On 2021-03-23 5:33 p.m., Richard Sandiford wrote:
Vladimir Makarov <vmaka...@redhat.com> writes:
On 2021-03-23 2:24 p.m., Vladimir Makarov wrote:

Here is the patch solving the problem.

Also although asm tests only checks assembler code, a lot of them use
dg-require-effective-target and therefore can not be tested on other
aarch64 machines.  So the patch removes them.
I think they're still needed.  The harness tries to use assemble
rather than compile tests by default, so that the assembler picks
up any invalid instructions.  However, we can't assume that everyone
has a version of binutils that supports SVE and .variant_pcs, so the
tests fall back to compile tests unless:

if { [check_effective_target_aarch64_asm_sve_ok]
      && [check_effective_target_aarch64_variant_pcs] } {

is true.

However, the same problem then occurs for features that were added
by later architecture revisions, such as the ones being tested here.
Not everyone will have an assembler that understands these newer
instructions.

So the dg-require-effective-target are needed for the case in which
the system assembler is recent enough to support SVE but is not
recent enough to support these other extensions.

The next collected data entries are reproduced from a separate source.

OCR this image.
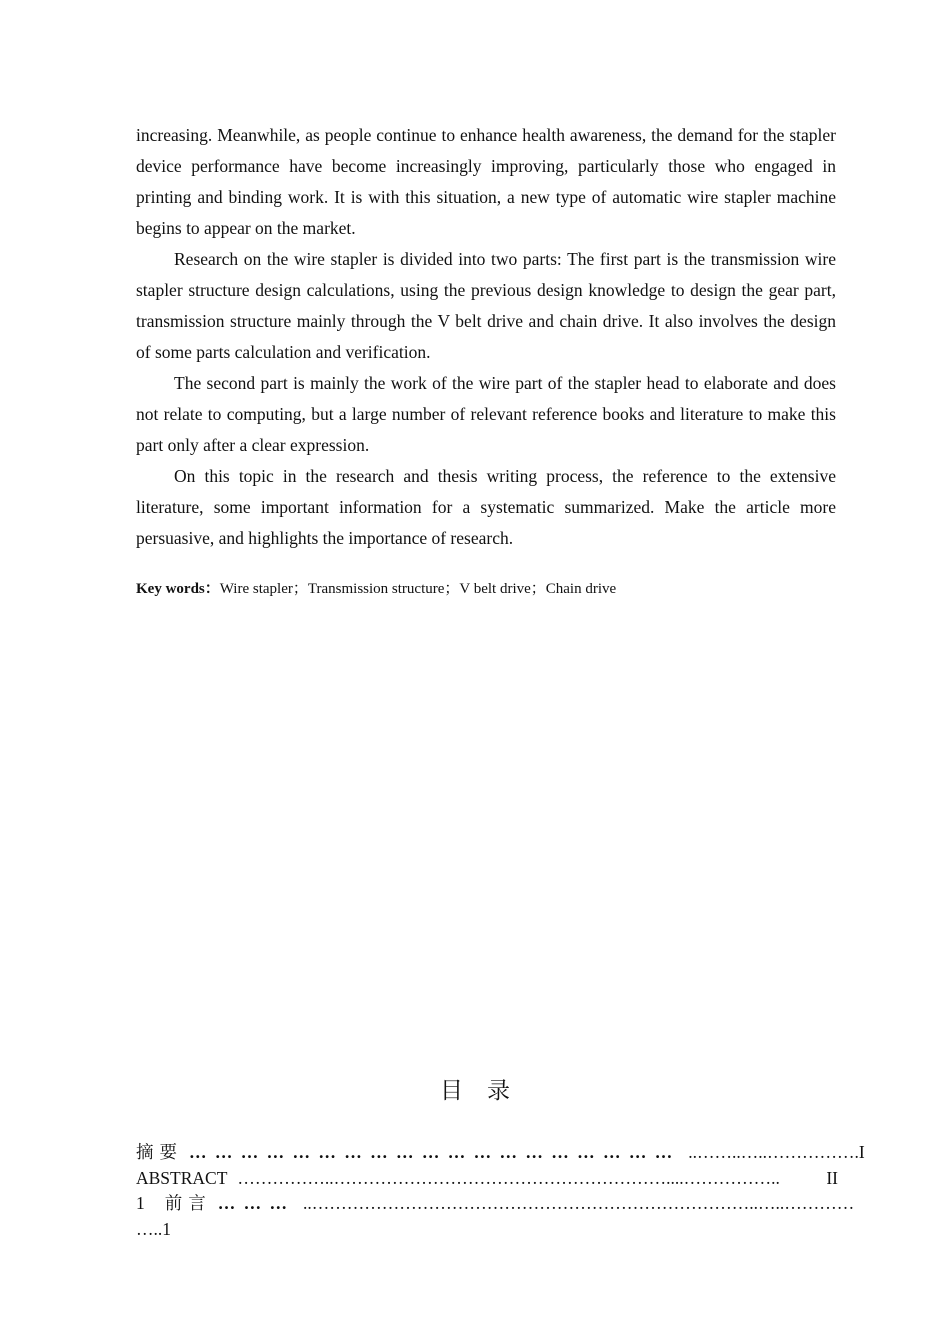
increasing. Meanwhile, as people continue to enhance health awareness, the demand for the stapler device performance have become increasingly improving, particularly those who engaged in printing and binding work. It is with this situation, a new type of automatic wire stapler machine begins to appear on the market.

Research on the wire stapler is divided into two parts: The first part is the transmission wire stapler structure design calculations, using the previous design knowledge to design the gear part, transmission structure mainly through the V belt drive and chain drive. It also involves the design of some parts calculation and verification.

The second part is mainly the work of the wire part of the stapler head to elaborate and does not relate to computing, but a large number of relevant reference books and literature to make this part only after a clear expression.

On this topic in the research and thesis writing process, the reference to the extensive literature, some important information for a systematic summarized. Make the article more persuasive, and highlights the importance of research.

Key words：Wire stapler；Transmission structure；V belt drive；Chain drive
目录
摘要 … … … … … … … … … … … … … … … … … … … ..……..…..……………. I
ABSTRACT ……………..…………………………………………………....……………..	II
1 前言 … … … ..…………………………………………………………………..…..…………
…..1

In other words, it wasn't your fault that these regressions didn't
show up.  But the fact that they didn't show up is kind-of deliberate,
since the testing provided by the assembler is a really useful sanity
check in this context.

The constraints.md patch is OK though.  Thanks for the quick fix.

Thanks for the explanation, Richard.

I think it would be nice to have a check for binutils instead of effective target.  Otherwise, the same situation can be repeated in the future.  Although I don't know how to implement this in dejagnu.

In any case, I've committed the patch with changes only in constraints.md.